Saving Our Nation from the Inside Out

Young Government Leaders (YGL) and GovLoop present the NextGen Public Service Awards for superior public service and achievement. The 5th Annual NextGen Public Service Awards will be given at the 2015 NextGen Award’s Ceremony, which will kick of the NextGen Training Summit on July 20th and 21st in Washington, DC. This year we have 30 finalists – the NextGen 30. Over the next month we will introduce you to our finalists through this blog series.


Meet the finalist:

Who: Kenneth Sullivan, GS-14 Management and Program Analyst working for the National Infrastructure Coordinating Center (NICC), Department of Homeland Security

Achievement: NextGen Public Service Finalist, Exemplary Leaders Category

“Ken illustrated the National Protection and Programs Directorate’s (NPPD) ability to come together and display a remarkable effort of teamwork. Beginning with a great deal of compassion for people in need, in early 2013 he began reaching out to an organization that assists people affected by the devastating impacts of Hurricane Sandy,” says Matthew Davies. Davies nominated Sullivan for the NextGen finalist award.

Sullivan is a program analyst for the National Infrastructure Coordinating Center within the Department of Homeland Security. Every day, he said he looks forward to making a real difference while working on multiple projects. “I’m in my 11th year, and honestly, no two days have been the same. And I love change, and I appreciate the organization because they like my work, and give me a chance to do different things,” says Sullivan.

Prior to joining DHS, Sullivan was an analyst for a French telecommunications company. His work allowed him to travel the world analyzing submarine fiberoptic cable systems spanning across all the oceans. After being let go due to French budget constraints, he met with the Department of Veterans Affairs in search of a new job. He immediately knew public service was where he was meant to be.

After proving his worth, Sullivan was invited to join the formation of DHS in 2003. This is where he recognized his true ability to make a difference.

His department had the lowest employee satisfaction rates according to the Employee Viewpoint Survey. Sullivan saw this as an opportunity to make significant change within the agency. He rallied his co-workers to start an organization called IMPACT – Individuals Matter Plenty and Cause Transformation. This organization was modeled after Sullivan’s research on NASA, the Department of State, Department of Justice, and Department of Transformation is already transforming internal operations.

Sullivan explained that anyone is welcome to join the monthly roundtable discussions, except for leadership. Collectively, the participants hash out problems as well as share ideas for how they can positively change the work environment.

The group found the biggest problem in their agency was a lack of clear and consistent communication. They created a strategic vision highlighting the group’s end goals and how they would get there. Eventually, after about six months, key program managers and supervisors began reaching out to the organization in search of problems that they could potentially fix. Ultimately a two-way dialogue was secured.

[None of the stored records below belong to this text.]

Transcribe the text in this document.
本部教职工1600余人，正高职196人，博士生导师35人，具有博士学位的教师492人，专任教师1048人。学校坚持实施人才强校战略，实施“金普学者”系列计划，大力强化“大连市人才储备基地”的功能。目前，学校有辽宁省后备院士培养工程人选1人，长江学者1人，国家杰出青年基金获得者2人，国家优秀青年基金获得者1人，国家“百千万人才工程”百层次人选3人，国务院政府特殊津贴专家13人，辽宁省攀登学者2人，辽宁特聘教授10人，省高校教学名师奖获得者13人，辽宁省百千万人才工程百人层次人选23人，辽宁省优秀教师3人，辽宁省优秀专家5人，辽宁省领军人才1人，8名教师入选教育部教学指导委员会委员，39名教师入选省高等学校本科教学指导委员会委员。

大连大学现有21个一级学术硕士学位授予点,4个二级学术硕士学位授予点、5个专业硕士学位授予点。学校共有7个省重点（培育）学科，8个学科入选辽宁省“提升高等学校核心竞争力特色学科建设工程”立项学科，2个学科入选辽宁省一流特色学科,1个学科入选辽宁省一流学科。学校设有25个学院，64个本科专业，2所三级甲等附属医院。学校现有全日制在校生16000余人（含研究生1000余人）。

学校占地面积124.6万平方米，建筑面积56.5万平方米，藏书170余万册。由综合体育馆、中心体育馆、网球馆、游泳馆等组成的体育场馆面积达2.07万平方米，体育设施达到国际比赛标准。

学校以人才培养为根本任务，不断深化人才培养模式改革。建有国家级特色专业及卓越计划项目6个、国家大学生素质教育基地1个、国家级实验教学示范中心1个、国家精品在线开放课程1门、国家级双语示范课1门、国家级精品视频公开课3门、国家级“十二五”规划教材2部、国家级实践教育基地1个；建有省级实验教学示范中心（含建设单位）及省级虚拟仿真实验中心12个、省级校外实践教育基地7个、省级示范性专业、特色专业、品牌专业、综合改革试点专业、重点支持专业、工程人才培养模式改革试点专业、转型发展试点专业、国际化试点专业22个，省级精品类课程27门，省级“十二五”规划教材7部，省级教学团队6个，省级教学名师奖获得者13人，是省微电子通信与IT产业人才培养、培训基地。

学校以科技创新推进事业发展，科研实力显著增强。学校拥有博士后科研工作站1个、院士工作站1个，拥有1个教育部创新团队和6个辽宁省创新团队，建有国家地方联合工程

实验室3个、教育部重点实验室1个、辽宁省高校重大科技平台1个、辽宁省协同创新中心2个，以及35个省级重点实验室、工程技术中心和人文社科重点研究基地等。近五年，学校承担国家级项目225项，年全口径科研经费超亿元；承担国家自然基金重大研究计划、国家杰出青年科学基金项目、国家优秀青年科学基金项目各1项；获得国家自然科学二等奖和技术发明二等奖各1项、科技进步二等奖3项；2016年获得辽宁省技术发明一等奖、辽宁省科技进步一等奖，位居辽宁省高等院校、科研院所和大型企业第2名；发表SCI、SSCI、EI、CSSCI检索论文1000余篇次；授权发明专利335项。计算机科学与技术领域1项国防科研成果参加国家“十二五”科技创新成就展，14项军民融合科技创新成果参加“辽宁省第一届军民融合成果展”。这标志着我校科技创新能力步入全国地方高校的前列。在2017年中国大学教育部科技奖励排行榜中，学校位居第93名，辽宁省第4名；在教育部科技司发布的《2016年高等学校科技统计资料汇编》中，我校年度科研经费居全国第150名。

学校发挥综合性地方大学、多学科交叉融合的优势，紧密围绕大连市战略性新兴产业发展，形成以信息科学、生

Sullivan also recognized the potential for DHS employees to grow outside the agency as public servants. After Hurricane Sandy left large parts of the East Coast in shambles, Sullivan was determined to show that DHS had not forgotten about those areas that remain devastated.

Since 2012, annual groups of govies have travelled to New Jersey to help rebuild areas. For previous trips Sullivan reached out to and received support from celebrities such as Bruce Springsteen and Billy Joel to join their outreach trips. The Office of the Secretary of DHS also gave their full support and Sullivan is hopeful one year the secretary will be able to make one of the trips.

Helping people is never a question for Sullivan. He is always willing to take the first step, whether it be rallying his co-workers to make positive change or volunteering with the Red Cross’ Disaster Action Team where he works side-by-side with firefighters to ensure victims are given immediate relief.

“When the phone rings, in the middle of the night, my wife always knows what it’s about. There’s a fire, and someone needs help. They call me, and I go,” he explains. A memorable example is after Sullivan’s last trip to New Jersey, he received a phone call at 3 AM asking for help with a nearby Civil War-era house that was set on fire.

When asked why he continues to actively volunteer for the Disaster Action Team after 25 years, Sullivan says, “To help other people in need, and expect nothing in return, is one of life’s greatest rewards.”